Viewpoint gets caught up in faulty perceptions of Iraq


To the Daily:

In his article, Iraq’s Fork in the Road (04/05/2005), Brian Slade misses a couple important points concerning the situation in Iraq. He writes, “It seems that the world’s most authoritarian region has exploded into shockwaves of democracy from Beirut to Baghdad, Cairo to Damascus.” The important word here is “seems.”

Although he prefaces this statement by saying that mainstream media sources have been blasting the public with the idea that democracy has finally hit the Middle East, he never challenges this image of Iraq and Afghanistan as catalysts for democracy in the region.

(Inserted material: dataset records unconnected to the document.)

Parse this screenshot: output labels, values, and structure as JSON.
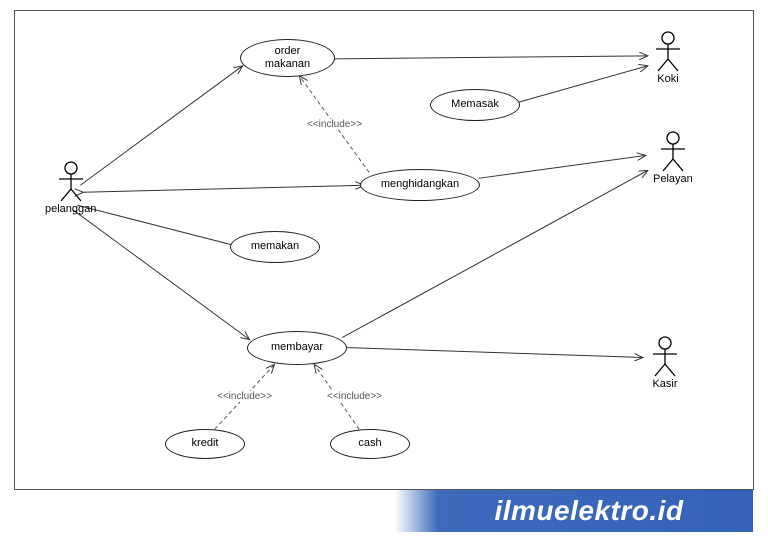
{
  "actors": {
    "pelanggan": "pelanggan",
    "koki": "Koki",
    "pelayan": "Pelayan",
    "kasir": "Kasir"
  },
  "usecases": {
    "order": "order\nmakanan",
    "memasak": "Memasak",
    "menghidangkan": "menghidangkan",
    "memakan": "memakan",
    "membayar": "membayar",
    "kredit": "kredit",
    "cash": "cash"
  },
  "stereotypes": {
    "include1": "<<include>>",
    "include2": "<<include>>",
    "include3": "<<include>>"
  },
  "watermark": "ilmuelektro.id"
}
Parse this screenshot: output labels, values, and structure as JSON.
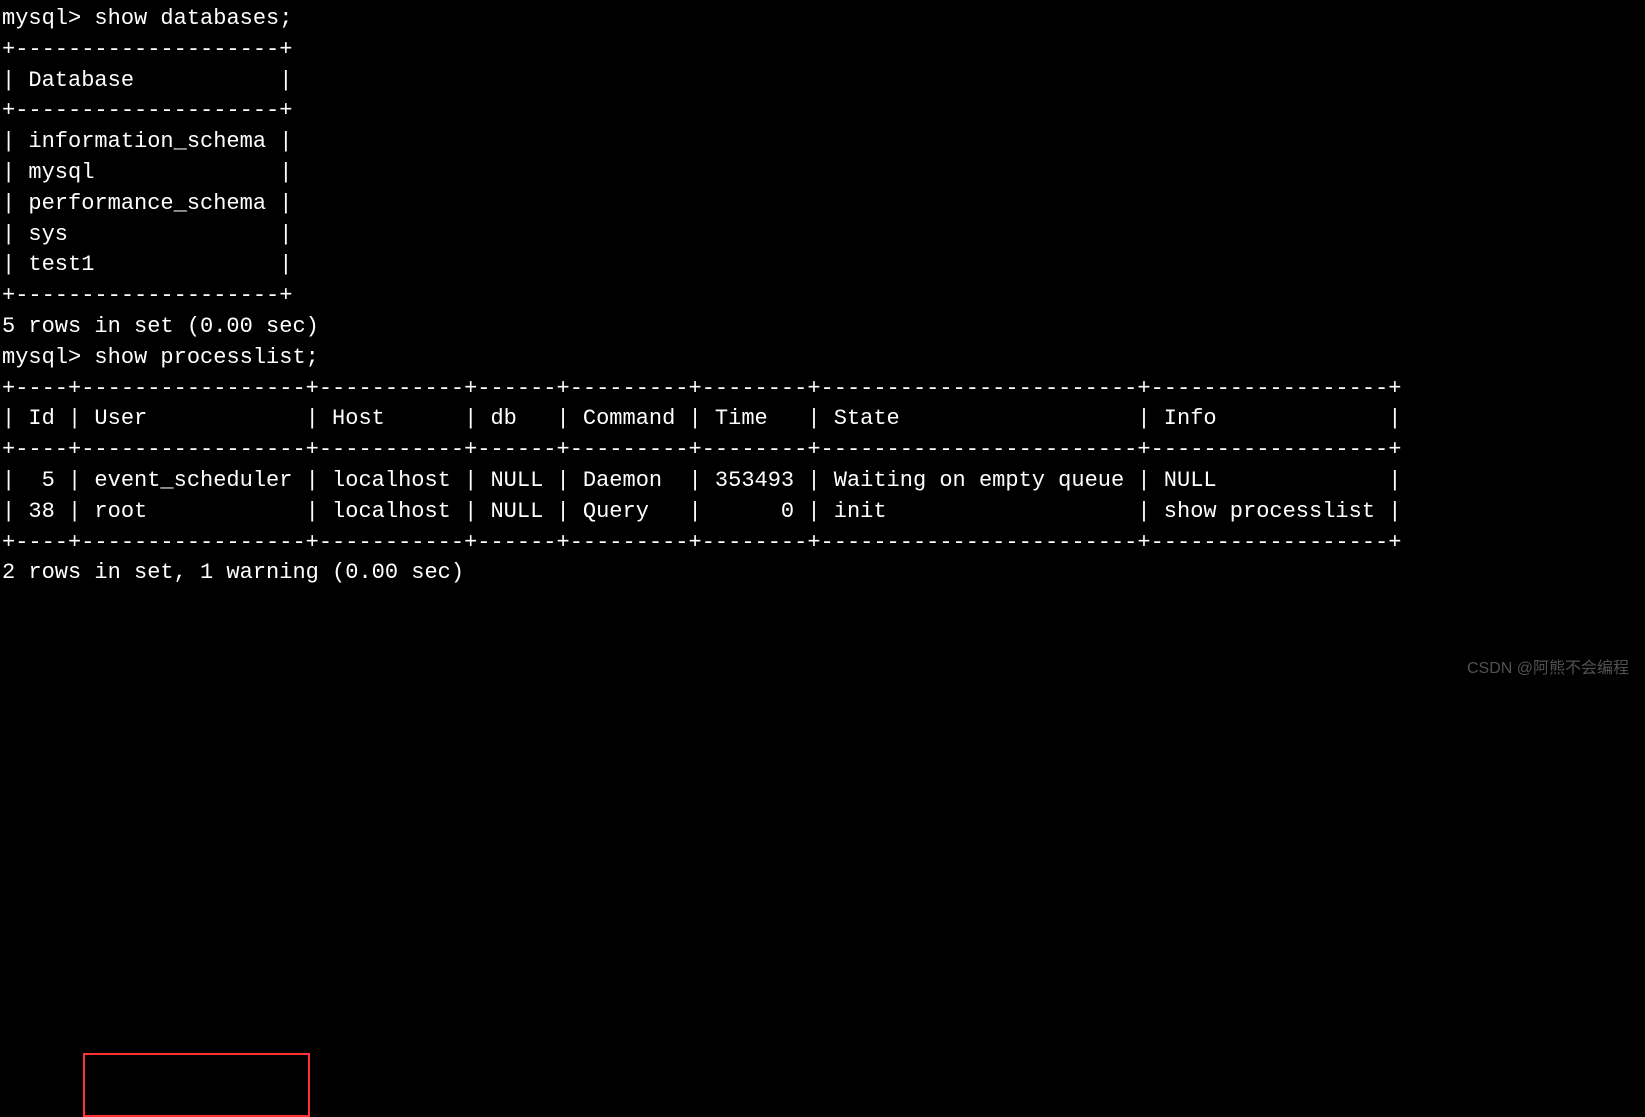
{
  "terminal": {
    "prompt1": "mysql> ",
    "command1": "show databases;",
    "db_border_top": "+--------------------+",
    "db_header": "| Database           |",
    "db_border_mid": "+--------------------+",
    "db_row1": "| information_schema |",
    "db_row2": "| mysql              |",
    "db_row3": "| performance_schema |",
    "db_row4": "| sys                |",
    "db_row5": "| test1              |",
    "db_border_bot": "+--------------------+",
    "db_result": "5 rows in set (0.00 sec)",
    "blank": "",
    "prompt2": "mysql> ",
    "command2": "show processlist;",
    "pl_border_top": "+----+-----------------+-----------+------+---------+--------+------------------------+------------------+",
    "pl_header": "| Id | User            | Host      | db   | Command | Time   | State                  | Info             |",
    "pl_border_mid": "+----+-----------------+-----------+------+---------+--------+------------------------+------------------+",
    "pl_row1": "|  5 | event_scheduler | localhost | NULL | Daemon  | 353493 | Waiting on empty queue | NULL             |",
    "pl_row2": "| 38 | root            | localhost | NULL | Query   |      0 | init                   | show processlist |",
    "pl_border_bot": "+----+-----------------+-----------+------+---------+--------+------------------------+------------------+",
    "pl_result": "2 rows in set, 1 warning (0.00 sec)"
  },
  "databases": {
    "header": "Database",
    "rows": [
      "information_schema",
      "mysql",
      "performance_schema",
      "sys",
      "test1"
    ],
    "result_text": "5 rows in set (0.00 sec)"
  },
  "processlist": {
    "columns": [
      "Id",
      "User",
      "Host",
      "db",
      "Command",
      "Time",
      "State",
      "Info"
    ],
    "rows": [
      {
        "Id": "5",
        "User": "event_scheduler",
        "Host": "localhost",
        "db": "NULL",
        "Command": "Daemon",
        "Time": "353493",
        "State": "Waiting on empty queue",
        "Info": "NULL"
      },
      {
        "Id": "38",
        "User": "root",
        "Host": "localhost",
        "db": "NULL",
        "Command": "Query",
        "Time": "0",
        "State": "init",
        "Info": "show processlist"
      }
    ],
    "result_text": "2 rows in set, 1 warning (0.00 sec)"
  },
  "highlight": {
    "cells": [
      "event_scheduler",
      "root"
    ]
  },
  "watermark": "CSDN @阿熊不会编程"
}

In fact, as University History professor Juan Cole has pointed out in his weblog, Informed Comment (, this is not the case. The situation in Beirut must be seen in the context of a long and complex history, and the recent assassination of the former anti-Syrian prime minister, Rafik Hariri. Many other developments in Egypt, Saudi Arabia, and Syria cannot be seen as anything even remotely close to democracy, and, as many political observers have noted, the elections in Iraq and Afghanistan, while a move in the right direction, were not truly democratic.

Another point that I’d like to address here is related to the motivations of the neoconservative war in Iraq. He writes, “The Bush administration, which now has four years free of re-election pressures, is in a position to do what is genuinely right for Iraq.” Unfortunately, that is not what this war is about. Conservatives and liberals alike should recognize that U.S. foreign policy, during a Democratic or Republican presidency, is not intended to do what is genuinely right for other nations. Although that has sometimes been a byproduct, it has historically never been the main goal — think Haiti, Guatemala, Venezuela, etc. If President Bush were concerned with doing away with authoritarian leaders, we’d expect interventions in places like Zimbabwe, where voter fraud and intimidation is expected. This war is not about Iraqi freedom — nor American security for that matter — and so we should not expect the Bush administration to “do what is genuinely right for Iraq.” The fact that this administration has four years free of re-election pressure should be a scary thing for those concerned with the safety and well-being of the people in Iraq, both foreigners and Iraqi citizens.

Finally, I must comment on the two possible legacies of the war in Iraq that are offered at the end of the article. “Will it be 1,500 American soldiers who died in vain, or the brilliant foreign policy move that stabilized the Middle East?” It will be neither. First, the costs of the war have run much deeper than 1,500 American casualties. Malnutrition rates among children, as well as poverty levels, have increased drastically since the occupation began. Thousands of Iraqi civilians have died along with a handful of foreigners and the rebel attacks continue to get more frequent and intense. As for the second scenario, the Middle East will not be stable, and American policy will not be seen as focused on democracy until real progress is seen in Israel/Palestine. The United States continues to allow Israel to develop in the West Bank, the site of a future Palestinian state — 3,500 new units have been approved for construction this year. Until these types of policies change, we should not simply accept the media’s portrayal of our foreign policy as a valiant crusade for democracy that “seems” to be working.